Their callous disregard for the first responders, people who lost family members and friends, people who lost their homes, and people who were otherwise harmed and traumatized by 9/11, and their willingness to put that horribly obscene image of people dying in all of our faces just to bully Omar with a willful distortion of an innocuous comment is what it actually means to disrespect what happened on 9/11. It is not a marketing tool for Trumpism, and I only hope that no one with PTSD had to suffer yesterday thanks to the Post’s vile and cynical stunt.

Ilhan Omar is the embodiment of what we say are American values: She believes in service and is doing it at great personal risk to herself; she is a successful immigrant who has worked hard and contributed to our shared society; she speaks truth to power both here and abroad in defense of justice; and she joyfully exercises her right to practice her chosen religion, which is one of the first things the people who built this country fought for.

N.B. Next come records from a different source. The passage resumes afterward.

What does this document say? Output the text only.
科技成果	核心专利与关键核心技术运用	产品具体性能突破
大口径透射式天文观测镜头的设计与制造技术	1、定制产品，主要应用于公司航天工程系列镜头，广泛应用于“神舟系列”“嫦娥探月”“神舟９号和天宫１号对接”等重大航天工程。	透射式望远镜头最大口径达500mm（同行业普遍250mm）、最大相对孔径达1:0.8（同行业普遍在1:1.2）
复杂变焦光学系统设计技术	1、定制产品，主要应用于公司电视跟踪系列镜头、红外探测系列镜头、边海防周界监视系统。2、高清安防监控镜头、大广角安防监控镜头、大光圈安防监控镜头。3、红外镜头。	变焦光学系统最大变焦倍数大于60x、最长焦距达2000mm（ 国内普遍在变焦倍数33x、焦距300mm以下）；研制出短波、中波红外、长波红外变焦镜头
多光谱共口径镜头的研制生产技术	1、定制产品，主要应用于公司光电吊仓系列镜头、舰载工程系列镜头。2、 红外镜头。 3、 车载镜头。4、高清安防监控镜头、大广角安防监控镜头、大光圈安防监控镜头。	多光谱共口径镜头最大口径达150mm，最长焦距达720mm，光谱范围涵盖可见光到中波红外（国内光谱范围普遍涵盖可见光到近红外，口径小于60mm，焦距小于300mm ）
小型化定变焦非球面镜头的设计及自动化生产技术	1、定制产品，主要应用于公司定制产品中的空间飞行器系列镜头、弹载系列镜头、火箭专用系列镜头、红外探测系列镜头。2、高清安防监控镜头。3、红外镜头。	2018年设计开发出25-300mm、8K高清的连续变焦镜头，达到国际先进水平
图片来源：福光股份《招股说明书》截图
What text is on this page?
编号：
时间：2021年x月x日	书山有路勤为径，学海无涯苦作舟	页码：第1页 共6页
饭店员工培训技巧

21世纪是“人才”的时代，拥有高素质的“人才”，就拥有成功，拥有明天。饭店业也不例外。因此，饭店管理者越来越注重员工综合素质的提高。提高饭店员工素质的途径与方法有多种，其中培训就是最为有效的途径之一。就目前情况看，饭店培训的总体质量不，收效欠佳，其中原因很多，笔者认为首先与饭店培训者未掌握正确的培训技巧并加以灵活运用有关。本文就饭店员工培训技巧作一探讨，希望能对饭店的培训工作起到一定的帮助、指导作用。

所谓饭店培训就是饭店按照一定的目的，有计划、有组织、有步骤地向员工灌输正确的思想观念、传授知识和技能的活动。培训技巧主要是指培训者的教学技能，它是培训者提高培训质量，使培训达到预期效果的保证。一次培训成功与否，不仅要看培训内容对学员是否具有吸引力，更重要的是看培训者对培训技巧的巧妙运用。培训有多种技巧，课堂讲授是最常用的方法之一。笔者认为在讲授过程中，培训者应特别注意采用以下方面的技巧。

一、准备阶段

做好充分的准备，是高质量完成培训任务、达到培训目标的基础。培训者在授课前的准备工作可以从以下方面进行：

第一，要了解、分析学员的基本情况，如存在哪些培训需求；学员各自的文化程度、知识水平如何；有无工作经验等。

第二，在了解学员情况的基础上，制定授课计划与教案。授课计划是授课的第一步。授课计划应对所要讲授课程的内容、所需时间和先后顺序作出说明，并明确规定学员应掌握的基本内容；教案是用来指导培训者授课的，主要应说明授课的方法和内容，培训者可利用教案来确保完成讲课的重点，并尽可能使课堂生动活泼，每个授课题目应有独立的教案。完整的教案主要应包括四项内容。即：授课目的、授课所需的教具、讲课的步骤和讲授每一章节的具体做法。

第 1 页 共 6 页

If you haven’t watched her speech, I encourage you to do so, because she also does something that is difficult and brave: She encourages people in her community to engage where they can, even in the face of bigotry. “Any time you have the opportunity to go talk to someone, the chances of them hating you lessens,” she says. “You can’t hate up close.” It goes without saying that no Muslim person has any obligation to convince a bigot of his or her humanity, whether it’s a random stranger or a New York Post editor, or to spend a single ounce of energy helping them get past their derogatory preconceived notions about who Muslim people are and what they believe. But Omar does it because she has something the Post editors lack: compassion for others.